Department of Cardiology and Intensive Care, General Hospital Wels, Wels, Austria
* Correspondence to: Dr J. Auer, Department of Cardiology and Intensive Care, Grieskirchnerstraße 42, A-4600 Wels, Austria. Tel: +43 72424152215; Fax: +43 72424153992
E-mail address: johann.auer{at}khwels.at
Received 26 August 2003; accepted 10 September 2003
To the Editor
We read with great interest the paper by de Simone and colleagues1showing that the addition of verapamil to class IC or III antiarrhythmic drugs significantly reduced the atrial fibrillation (AF) recurrences.
Recurrences of AF were assessed mainly on the basis of patients symptoms. Such a strategy may result in a failure to detect brief, symptom-free episodes of AF. Moreover, verpamil, that decreases ventricular rate during AF, could have reduced the symptoms associated with AF recurrences and the capability of patients to recognize AF. Thus, the reduction of AF recurrences with the addition of verapamil to other antiarrhythmic drugs may be strictly confined to symptomatic AF episodes. Frequent asymptomatic (and therefore unrecognized) AF recurrences may be of paramount importance as a risk factor for the occurrence of thromboembolic events.

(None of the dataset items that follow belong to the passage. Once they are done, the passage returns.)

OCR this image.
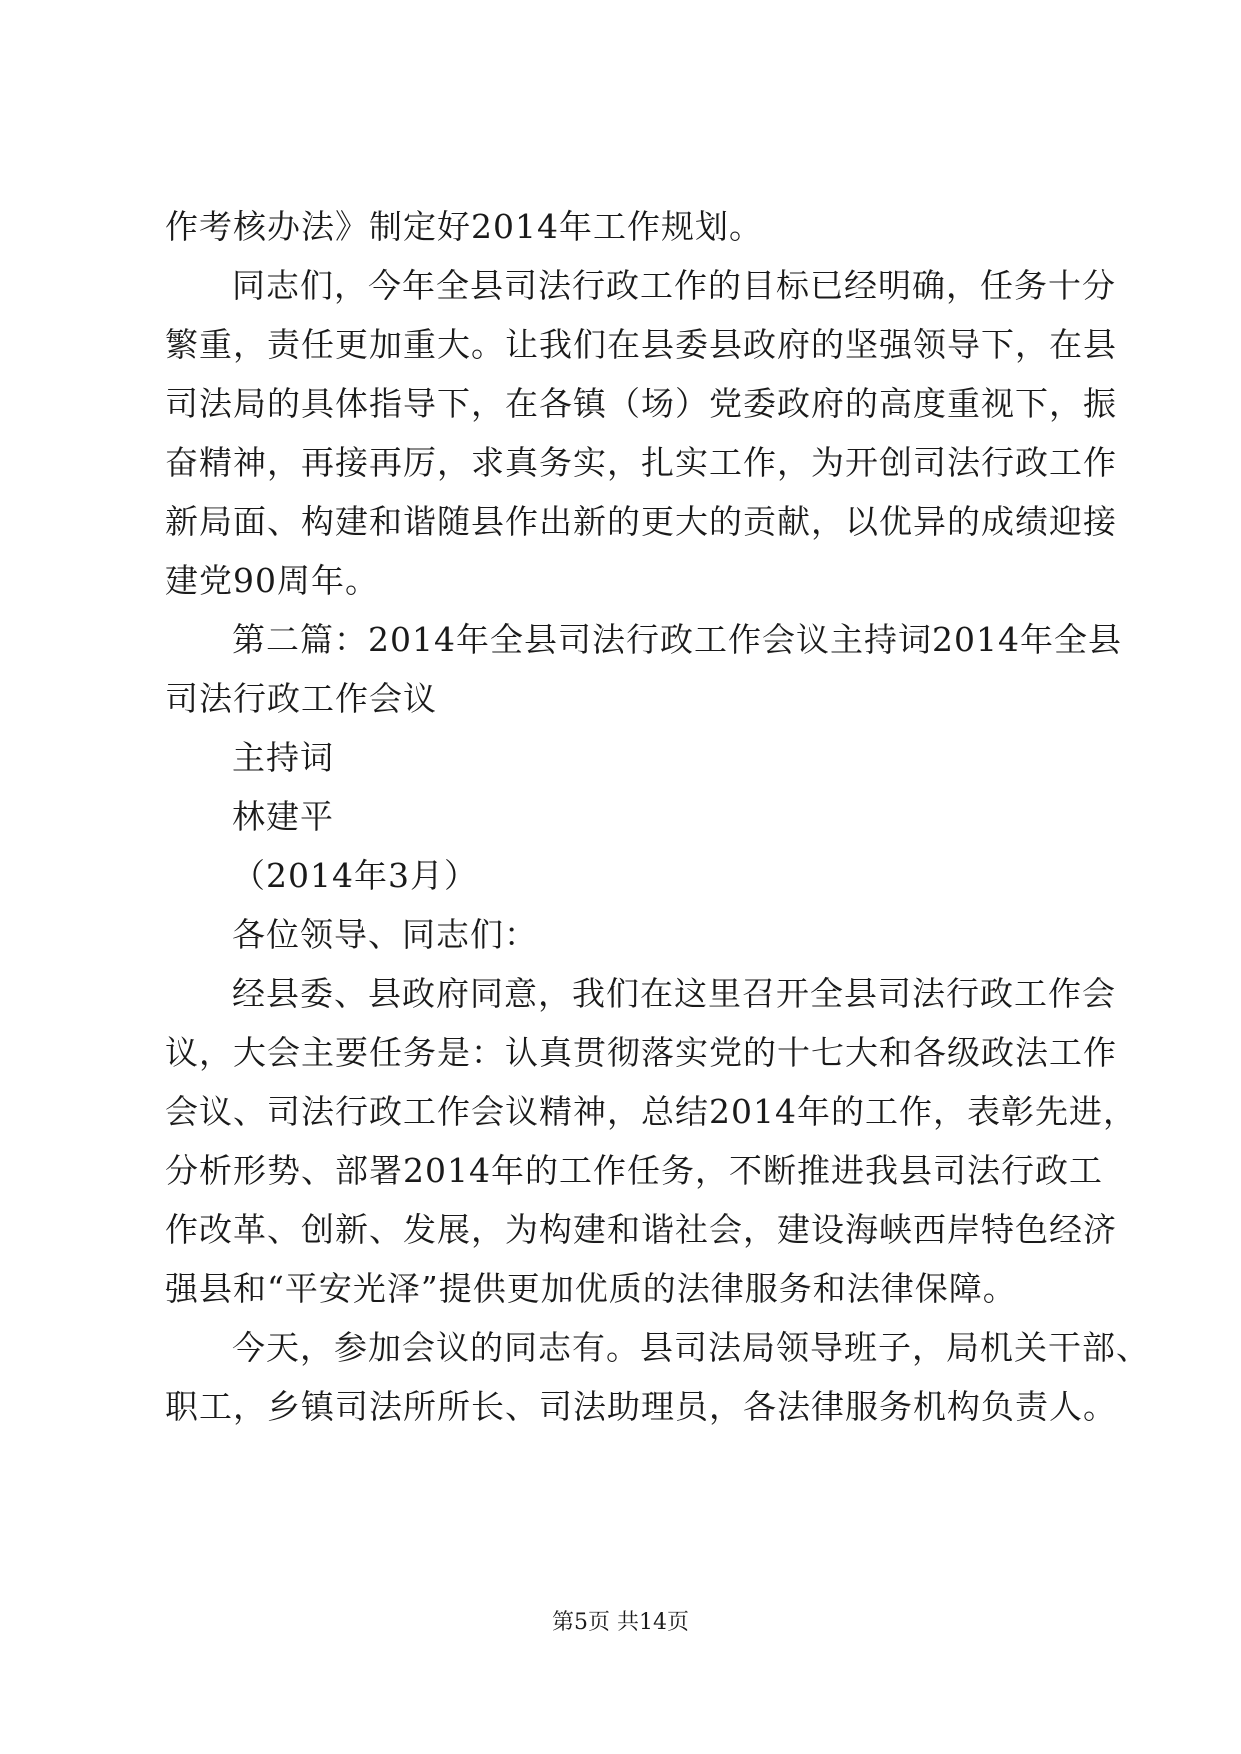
作考核办法》制定好2014年工作规划。
同志们，今年全县司法行政工作的目标已经明确，任务十分
繁重，责任更加重大。让我们在县委县政府的坚强领导下，在县
司法局的具体指导下，在各镇（场）党委政府的高度重视下，振
奋精神，再接再厉，求真务实，扎实工作，为开创司法行政工作
新局面、构建和谐随县作出新的更大的贡献，以优异的成绩迎接
建党90周年。
第二篇：2014年全县司法行政工作会议主持词2014年全县
司法行政工作会议
主持词
林建平
（2014年3月）
各位领导、同志们：
经县委、县政府同意，我们在这里召开全县司法行政工作会
议，大会主要任务是：认真贯彻落实党的十七大和各级政法工作
会议、司法行政工作会议精神，总结2014年的工作，表彰先进，
分析形势、部署2014年的工作任务，不断推进我县司法行政工
作改革、创新、发展，为构建和谐社会，建设海峡西岸特色经济
强县和“平安光泽”提供更加优质的法律服务和法律保障。
今天，参加会议的同志有。县司法局领导班子，局机关干部、
职工，乡镇司法所所长、司法助理员，各法律服务机构负责人。
第5页 共14页
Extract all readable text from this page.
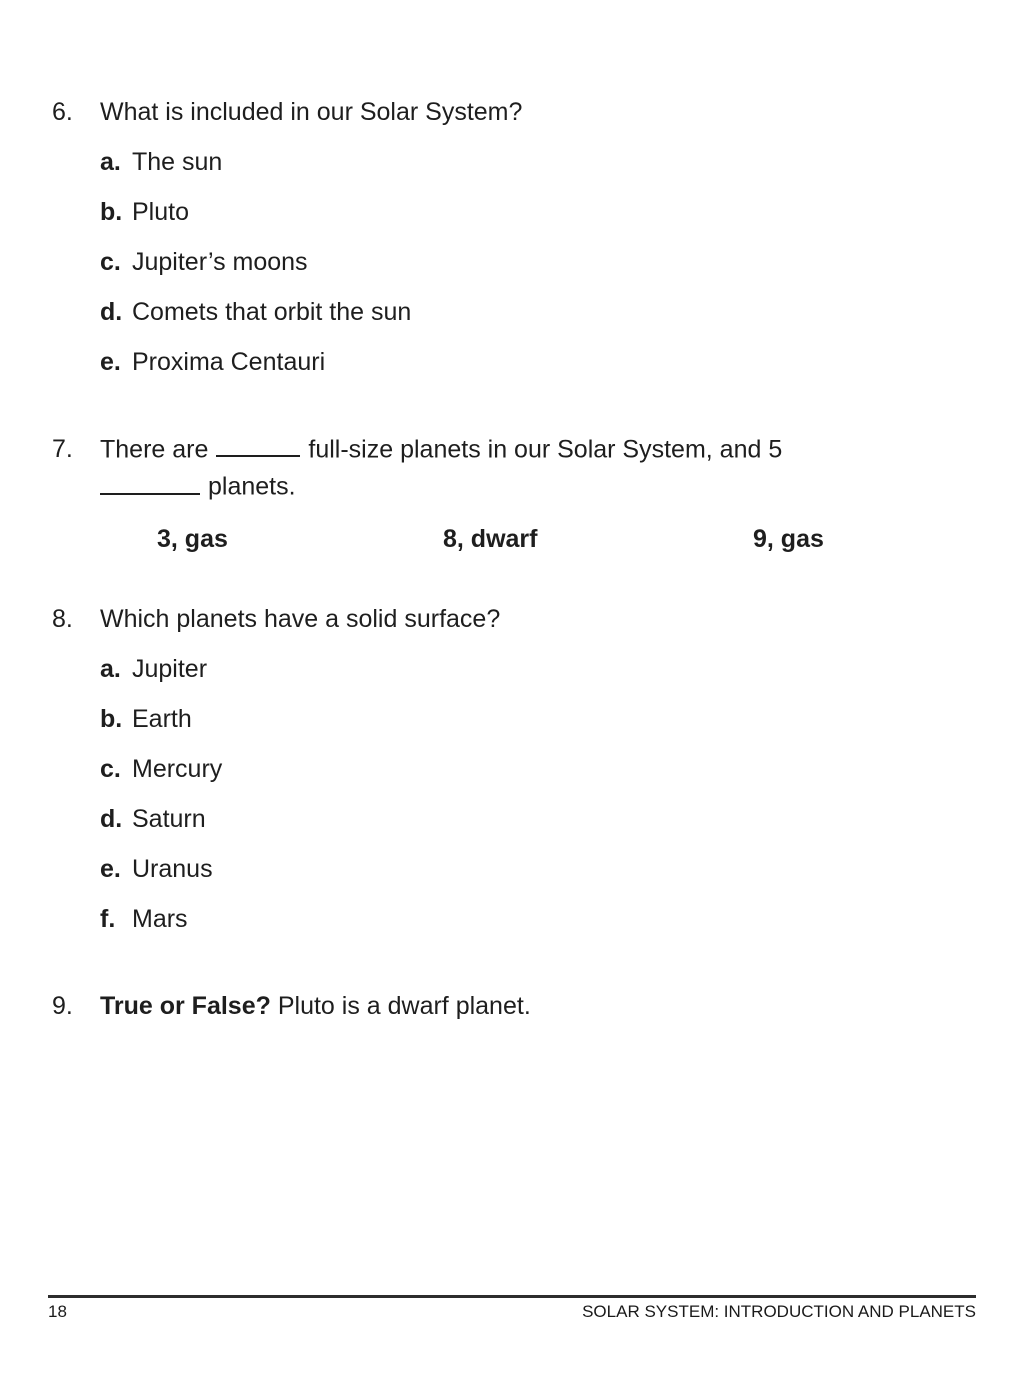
6.	What is included in our Solar System?
a. The sun
b. Pluto
c. Jupiter’s moons
d. Comets that orbit the sun
e. Proxima Centauri
7.	There are	full-size planets in our Solar System, and 5
planets.
3, gas	8, dwarf	9, gas
8.	Which planets have a solid surface?
a. Jupiter
b. Earth
c. Mercury
d. Saturn
e. Uranus
f. Mars
9.	True or False? Pluto is a dwarf planet.
18	SOLAR SYSTEM: INTRODUCTION AND PLANETS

Anticoagulant therapy is frequently stopped after sinus rhythm has been maintained for at least one month. However, effective preservation of sinus rhythm does not preclude the occurrence of cardiovascular events.2Moreover, among the patients treated with rhythm control, morbidity and mortality may be similar whether sinus rhythm is maintained or atrial fibrillation recurred. This finding suggests that the cardiovascular risk is not reduced with rhythm control even when sinus rhythm is maintained.2In particular, although maintaining sinus rhythm is generally believed to reduce the risk of stroke, patients with risk factors may have a stroke after the cessation of anticoagulant therapy, despite the maintenance of sinus rhythm.3
We agree with de Simone and colleagues that prevention of symptomatic AF recurrences by pharmacological strategies is a desirable goal. But this strategy does not preclude the occurrence of cardiovascular events in the future. The high risk for thromboembolic eventsassociated with both, the frequent asymptomatic and unrecognized AF recurrences and persistent comorbid conditions (e.g. heart failure) may require long term anticoagulation in at least some patients with obviously effective pharmacological therapy for prevention of symptomatic AF recurrences.